Le gouvernement a déjà demandé aux universités de sabrer 124 millions de dollars d'ici la fin de l'année financière, fin mars. Or, lors d'une rencontre lundi, la première ministre Pauline Marois et Pierre Duchesne ont signalé aux recteurs que des coupes seront faites également pour l'année 2013-2014. « On nous a dit qu'il y aurait d'autres compressions, mais on n'a pas le niveau », a confirmé le président de la Conférence des recteurs et des principaux du Québec, Daniel Zizian. Pierre Duchesne est demeuré tout aussi évasif en conférence de presse jeudi. « On n'a pas la précision à ce moment-ci » quant au montant des compressions, a-t-il affirmé. « On a une période à vivre de 16 mois pour arriver au déficit zéro. Par la suite, ce sera une autre logique. » Il n'a pas voulu dire non plus si les coupes de 124 millions seront récurrentes, une perspective « fort préoccupante » pour la CREPUQ. « Est-ce que ce sera récurrent en entier ou en partie ? Il faudra voir », s'est contenté de dire M. Duchesne.

Un sous-financement de 300 millions de dollars, selon Pierre Fortin

Le ministre s'est engagé à réinvestir 1,7 milliard dans les universités de 2013 à 2019, mais son calcul ne tient pas compte des compressions. La CREPUQ a déjà fait savoir que cette somme est insuffisante. Elle chiffre à 850 millions le sous-financement des universités québécoises par rapport à leurs consoeurs des autres provinces canadiennes pour l'année 2009-2010.

L'économiste Pierre Fortin a analysé les chiffres des recteurs et a fait sa propre étude. Selon lui, ils ont surestimé le sous-financement. « Il n'est pas de 850 millions. Il est de l'ordre de 300 millions. 850 millions, comme diraient mes enfants, c'est un peu too much », a-t-il affirmé à des journalistes jeudi soir, à Sherbrooke. Il a entre autres relevé que le coût de la vie est plus faible au Québec que dans les autres provinces, une donnée dont les recteurs ne tiennent pas compte. L'étude de la CREPUQ est-elle biaisée ? « Quand le président de la FTQ négocie avec Bombardier, il ne demandera pas en dessous de ce qu'il recherche. Il va demander plus », a-t-il répondu.

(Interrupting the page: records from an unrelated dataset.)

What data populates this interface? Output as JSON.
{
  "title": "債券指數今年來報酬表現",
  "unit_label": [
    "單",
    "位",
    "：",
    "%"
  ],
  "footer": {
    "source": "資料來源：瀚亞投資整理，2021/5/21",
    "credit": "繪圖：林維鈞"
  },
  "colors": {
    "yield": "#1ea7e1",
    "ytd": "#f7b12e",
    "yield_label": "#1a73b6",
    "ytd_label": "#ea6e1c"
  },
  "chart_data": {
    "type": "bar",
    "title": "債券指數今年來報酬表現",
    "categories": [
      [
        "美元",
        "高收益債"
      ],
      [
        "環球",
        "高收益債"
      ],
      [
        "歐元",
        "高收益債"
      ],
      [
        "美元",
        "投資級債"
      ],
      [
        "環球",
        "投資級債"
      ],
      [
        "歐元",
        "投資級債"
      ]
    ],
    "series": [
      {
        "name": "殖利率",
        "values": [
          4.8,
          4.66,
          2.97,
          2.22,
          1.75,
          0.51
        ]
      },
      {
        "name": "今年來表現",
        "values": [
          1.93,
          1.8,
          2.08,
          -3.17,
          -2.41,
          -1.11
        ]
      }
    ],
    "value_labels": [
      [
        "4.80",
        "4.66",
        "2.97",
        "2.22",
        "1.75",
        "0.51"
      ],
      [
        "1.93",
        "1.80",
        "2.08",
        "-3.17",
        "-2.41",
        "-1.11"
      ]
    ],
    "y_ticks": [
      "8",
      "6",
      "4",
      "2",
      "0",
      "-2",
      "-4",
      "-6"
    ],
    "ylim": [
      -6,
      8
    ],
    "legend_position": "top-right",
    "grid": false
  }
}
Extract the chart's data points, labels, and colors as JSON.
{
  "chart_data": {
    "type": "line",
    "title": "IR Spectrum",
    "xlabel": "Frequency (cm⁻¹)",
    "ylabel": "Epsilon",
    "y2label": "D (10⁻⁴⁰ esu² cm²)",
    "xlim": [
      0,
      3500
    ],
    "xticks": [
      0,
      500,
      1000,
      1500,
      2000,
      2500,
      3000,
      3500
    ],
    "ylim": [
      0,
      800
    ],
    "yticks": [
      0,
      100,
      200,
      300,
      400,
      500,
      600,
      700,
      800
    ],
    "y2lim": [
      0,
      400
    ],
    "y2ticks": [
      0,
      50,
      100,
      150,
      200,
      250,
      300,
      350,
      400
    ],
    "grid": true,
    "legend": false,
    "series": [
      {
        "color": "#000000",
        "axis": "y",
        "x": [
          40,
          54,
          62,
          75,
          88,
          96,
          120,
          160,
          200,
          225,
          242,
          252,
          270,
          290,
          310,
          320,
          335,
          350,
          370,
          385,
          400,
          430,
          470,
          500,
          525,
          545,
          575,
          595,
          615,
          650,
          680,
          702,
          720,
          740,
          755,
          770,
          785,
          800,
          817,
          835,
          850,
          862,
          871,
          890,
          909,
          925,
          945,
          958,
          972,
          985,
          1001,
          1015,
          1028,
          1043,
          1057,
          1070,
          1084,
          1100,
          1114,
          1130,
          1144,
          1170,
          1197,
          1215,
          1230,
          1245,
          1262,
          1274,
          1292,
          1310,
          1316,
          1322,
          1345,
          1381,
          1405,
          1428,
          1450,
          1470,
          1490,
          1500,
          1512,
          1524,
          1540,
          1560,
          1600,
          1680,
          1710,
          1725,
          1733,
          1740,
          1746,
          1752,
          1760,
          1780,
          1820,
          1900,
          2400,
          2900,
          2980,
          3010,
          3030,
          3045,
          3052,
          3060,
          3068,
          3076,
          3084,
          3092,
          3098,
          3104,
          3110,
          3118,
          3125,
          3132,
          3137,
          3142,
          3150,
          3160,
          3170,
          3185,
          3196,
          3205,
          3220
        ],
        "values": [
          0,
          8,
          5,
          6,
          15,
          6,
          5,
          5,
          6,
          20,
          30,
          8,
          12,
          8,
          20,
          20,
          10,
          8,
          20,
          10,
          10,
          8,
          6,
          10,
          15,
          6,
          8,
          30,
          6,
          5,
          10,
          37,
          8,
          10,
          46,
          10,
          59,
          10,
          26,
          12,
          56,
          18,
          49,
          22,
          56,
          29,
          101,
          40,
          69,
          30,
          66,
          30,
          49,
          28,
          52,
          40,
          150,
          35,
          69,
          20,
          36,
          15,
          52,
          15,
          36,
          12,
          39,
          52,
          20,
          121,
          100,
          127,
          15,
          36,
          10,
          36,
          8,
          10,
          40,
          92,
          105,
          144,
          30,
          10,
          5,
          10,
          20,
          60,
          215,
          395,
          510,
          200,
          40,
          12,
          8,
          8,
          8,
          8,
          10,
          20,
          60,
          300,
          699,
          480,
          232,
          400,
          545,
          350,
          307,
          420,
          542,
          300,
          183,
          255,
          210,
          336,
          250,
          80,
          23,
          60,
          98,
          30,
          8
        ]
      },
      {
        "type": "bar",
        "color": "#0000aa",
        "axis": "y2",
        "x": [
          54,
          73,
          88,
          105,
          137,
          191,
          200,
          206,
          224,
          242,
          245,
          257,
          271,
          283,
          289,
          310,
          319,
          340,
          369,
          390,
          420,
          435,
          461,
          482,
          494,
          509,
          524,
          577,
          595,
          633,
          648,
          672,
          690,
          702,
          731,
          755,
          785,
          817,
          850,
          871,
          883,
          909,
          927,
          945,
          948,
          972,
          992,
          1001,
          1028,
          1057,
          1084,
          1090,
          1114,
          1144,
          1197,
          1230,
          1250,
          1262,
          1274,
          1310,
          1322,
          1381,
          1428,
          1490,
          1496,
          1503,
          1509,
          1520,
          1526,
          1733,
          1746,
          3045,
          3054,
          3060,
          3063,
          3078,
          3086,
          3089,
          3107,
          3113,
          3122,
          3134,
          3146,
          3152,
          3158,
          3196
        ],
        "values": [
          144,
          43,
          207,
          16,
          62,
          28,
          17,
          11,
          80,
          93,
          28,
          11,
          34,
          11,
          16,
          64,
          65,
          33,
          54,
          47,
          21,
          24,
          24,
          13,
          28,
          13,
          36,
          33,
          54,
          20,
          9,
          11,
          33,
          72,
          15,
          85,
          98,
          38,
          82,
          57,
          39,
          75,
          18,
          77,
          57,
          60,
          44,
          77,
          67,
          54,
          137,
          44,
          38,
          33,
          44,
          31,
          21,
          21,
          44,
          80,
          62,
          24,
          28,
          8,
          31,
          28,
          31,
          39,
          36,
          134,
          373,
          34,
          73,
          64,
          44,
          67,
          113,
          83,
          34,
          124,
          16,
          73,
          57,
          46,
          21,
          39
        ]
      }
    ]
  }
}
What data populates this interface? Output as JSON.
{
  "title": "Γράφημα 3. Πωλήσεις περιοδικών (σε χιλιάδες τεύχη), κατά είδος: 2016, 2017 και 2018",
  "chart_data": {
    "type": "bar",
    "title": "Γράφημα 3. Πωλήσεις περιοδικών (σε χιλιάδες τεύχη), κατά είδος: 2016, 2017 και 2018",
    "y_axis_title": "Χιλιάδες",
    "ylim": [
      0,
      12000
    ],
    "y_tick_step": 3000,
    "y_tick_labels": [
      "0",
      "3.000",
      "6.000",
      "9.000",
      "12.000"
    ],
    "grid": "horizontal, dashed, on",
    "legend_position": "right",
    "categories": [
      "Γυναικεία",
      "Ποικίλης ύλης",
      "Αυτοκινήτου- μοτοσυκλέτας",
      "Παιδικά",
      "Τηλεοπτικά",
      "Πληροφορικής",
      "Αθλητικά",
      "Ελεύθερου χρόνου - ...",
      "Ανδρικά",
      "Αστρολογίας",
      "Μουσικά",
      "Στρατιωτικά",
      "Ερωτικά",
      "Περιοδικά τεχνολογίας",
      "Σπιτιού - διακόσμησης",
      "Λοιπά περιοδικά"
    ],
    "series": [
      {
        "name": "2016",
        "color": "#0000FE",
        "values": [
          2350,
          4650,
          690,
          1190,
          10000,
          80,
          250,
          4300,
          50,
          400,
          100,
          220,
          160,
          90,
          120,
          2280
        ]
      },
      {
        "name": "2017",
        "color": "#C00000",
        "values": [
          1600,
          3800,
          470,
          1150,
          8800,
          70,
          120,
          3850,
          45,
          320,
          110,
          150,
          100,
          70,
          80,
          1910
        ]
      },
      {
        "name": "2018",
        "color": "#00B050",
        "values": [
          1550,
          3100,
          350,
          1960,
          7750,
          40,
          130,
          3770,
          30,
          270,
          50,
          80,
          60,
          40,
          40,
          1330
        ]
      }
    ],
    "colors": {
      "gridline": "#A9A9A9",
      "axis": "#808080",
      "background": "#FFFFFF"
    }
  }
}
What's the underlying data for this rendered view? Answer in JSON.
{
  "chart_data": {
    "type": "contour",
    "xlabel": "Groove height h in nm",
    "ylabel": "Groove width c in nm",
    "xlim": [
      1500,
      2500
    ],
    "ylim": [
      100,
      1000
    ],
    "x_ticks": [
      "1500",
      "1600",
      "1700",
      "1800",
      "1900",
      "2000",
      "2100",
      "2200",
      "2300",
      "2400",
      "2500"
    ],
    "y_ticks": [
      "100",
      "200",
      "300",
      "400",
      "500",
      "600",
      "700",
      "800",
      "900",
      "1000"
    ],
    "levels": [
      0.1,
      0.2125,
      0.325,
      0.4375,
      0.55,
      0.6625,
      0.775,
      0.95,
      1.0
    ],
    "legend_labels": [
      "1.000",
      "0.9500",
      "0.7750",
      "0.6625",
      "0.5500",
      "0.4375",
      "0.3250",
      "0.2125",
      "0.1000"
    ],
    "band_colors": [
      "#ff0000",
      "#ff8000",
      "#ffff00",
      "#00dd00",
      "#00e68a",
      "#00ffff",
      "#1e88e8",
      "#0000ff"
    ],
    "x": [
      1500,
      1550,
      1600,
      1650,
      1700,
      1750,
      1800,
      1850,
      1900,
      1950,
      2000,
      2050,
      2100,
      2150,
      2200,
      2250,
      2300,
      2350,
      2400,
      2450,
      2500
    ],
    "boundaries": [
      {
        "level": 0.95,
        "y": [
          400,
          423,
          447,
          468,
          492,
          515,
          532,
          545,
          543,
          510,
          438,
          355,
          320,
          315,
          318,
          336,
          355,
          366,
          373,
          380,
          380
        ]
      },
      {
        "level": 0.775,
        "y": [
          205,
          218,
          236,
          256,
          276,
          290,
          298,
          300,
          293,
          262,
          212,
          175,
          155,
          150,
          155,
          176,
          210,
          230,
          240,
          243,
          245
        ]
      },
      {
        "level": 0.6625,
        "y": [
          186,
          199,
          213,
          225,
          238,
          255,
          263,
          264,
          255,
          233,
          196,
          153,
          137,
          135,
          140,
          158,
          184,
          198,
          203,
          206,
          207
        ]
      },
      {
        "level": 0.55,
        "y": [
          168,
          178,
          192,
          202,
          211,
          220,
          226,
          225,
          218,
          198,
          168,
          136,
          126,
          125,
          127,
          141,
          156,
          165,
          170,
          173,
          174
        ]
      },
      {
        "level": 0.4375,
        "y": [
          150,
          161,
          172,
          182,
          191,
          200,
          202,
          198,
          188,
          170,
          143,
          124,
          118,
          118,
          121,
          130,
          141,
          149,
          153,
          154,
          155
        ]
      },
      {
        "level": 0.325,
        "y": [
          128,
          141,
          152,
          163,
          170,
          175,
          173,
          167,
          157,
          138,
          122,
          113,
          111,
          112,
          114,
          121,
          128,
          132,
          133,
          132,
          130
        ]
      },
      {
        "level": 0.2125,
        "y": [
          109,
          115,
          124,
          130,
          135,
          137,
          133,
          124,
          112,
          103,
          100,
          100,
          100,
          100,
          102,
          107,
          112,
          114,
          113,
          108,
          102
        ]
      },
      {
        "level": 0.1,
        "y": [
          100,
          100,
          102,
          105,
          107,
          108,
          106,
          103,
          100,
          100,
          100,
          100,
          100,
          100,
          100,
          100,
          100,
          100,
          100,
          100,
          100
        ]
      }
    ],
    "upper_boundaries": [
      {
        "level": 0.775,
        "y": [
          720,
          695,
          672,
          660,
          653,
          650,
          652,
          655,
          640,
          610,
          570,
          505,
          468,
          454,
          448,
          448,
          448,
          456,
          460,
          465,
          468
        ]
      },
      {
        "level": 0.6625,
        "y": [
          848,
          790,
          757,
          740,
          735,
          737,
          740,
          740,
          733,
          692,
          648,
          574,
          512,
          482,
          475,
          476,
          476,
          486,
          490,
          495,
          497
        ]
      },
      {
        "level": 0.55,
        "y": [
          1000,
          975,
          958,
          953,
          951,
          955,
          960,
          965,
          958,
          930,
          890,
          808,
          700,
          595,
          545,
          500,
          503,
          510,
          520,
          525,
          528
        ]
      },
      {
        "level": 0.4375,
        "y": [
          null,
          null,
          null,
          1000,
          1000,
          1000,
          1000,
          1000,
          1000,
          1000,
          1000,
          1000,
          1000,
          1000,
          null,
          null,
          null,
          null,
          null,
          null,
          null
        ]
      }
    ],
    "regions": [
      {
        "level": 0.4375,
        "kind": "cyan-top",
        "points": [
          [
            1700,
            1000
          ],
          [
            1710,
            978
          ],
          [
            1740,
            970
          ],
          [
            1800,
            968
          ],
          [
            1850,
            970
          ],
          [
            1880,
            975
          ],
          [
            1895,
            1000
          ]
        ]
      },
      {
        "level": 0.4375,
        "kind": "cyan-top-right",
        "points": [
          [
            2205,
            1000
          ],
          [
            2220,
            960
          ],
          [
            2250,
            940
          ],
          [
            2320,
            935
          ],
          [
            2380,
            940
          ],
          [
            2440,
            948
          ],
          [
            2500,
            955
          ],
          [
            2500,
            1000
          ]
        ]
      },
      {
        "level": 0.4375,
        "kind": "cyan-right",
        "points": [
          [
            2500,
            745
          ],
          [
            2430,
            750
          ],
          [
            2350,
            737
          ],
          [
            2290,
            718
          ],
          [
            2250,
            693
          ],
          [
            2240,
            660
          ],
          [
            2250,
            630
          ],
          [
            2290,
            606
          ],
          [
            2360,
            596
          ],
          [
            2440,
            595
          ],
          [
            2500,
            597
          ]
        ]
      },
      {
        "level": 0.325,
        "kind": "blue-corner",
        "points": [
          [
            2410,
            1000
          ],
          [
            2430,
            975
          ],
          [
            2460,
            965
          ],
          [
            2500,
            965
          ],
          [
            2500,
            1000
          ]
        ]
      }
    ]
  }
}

Pierre Fortin a précisé que c'est la directrice de cabinet de M. Duchesne, Esther Gaudreault, qui l'a invité à participer à la rencontre thématique. Rappelons que l'économiste était panelliste lors de la précédente rencontre thématique, à Trois-Rivières. Il a alors plaidé en faveur d'une indexation des droits de scolarité, l'option que privilégie le gouvernement Marois.

Par ailleurs, Pierre Duchesne s'est dit prêt à revoir la formule de financement des universités, adoptée en 2000 par François Legault, alors ministre péquiste. « Actuellement, à 100 %, on finance selon le nombre d'étudiants, par tête de pipe. Il y en a qui commence à dire que ça amène un peu d'effets pervers », a-t-il affirmé. À titre d'« effets pervers », il a évoqué « une course à la clientèle, une surmultiplication de programmes, des délocalisations » de campus. « Peut-être qu'il faut songer à remettre (la formule) en question. Et un sommet est un bon moment pour le faire », a-t-il indiqué. Il n'a pas précisé la formule qu'il privilégierait.

Selon lui, « il n'y a rien d'illégal » à ce que les universités puisent dans leur fonds de fonctionnement, destiné à l'enseignement, pour financer des immobilisations. Il voudrait toutefois rendre « plus transparent » le financement des universités. La Fédération étudiante universitaire du Québec, qui déplorait auparavant le sous-financement, croit avoir été berné et accuse les recteurs d'avoir détourné des fonds. La CREPUQ a défendu les virements de fonds en conférence de presse en plaidant que ceux-ci respectent les règles gouvernementales.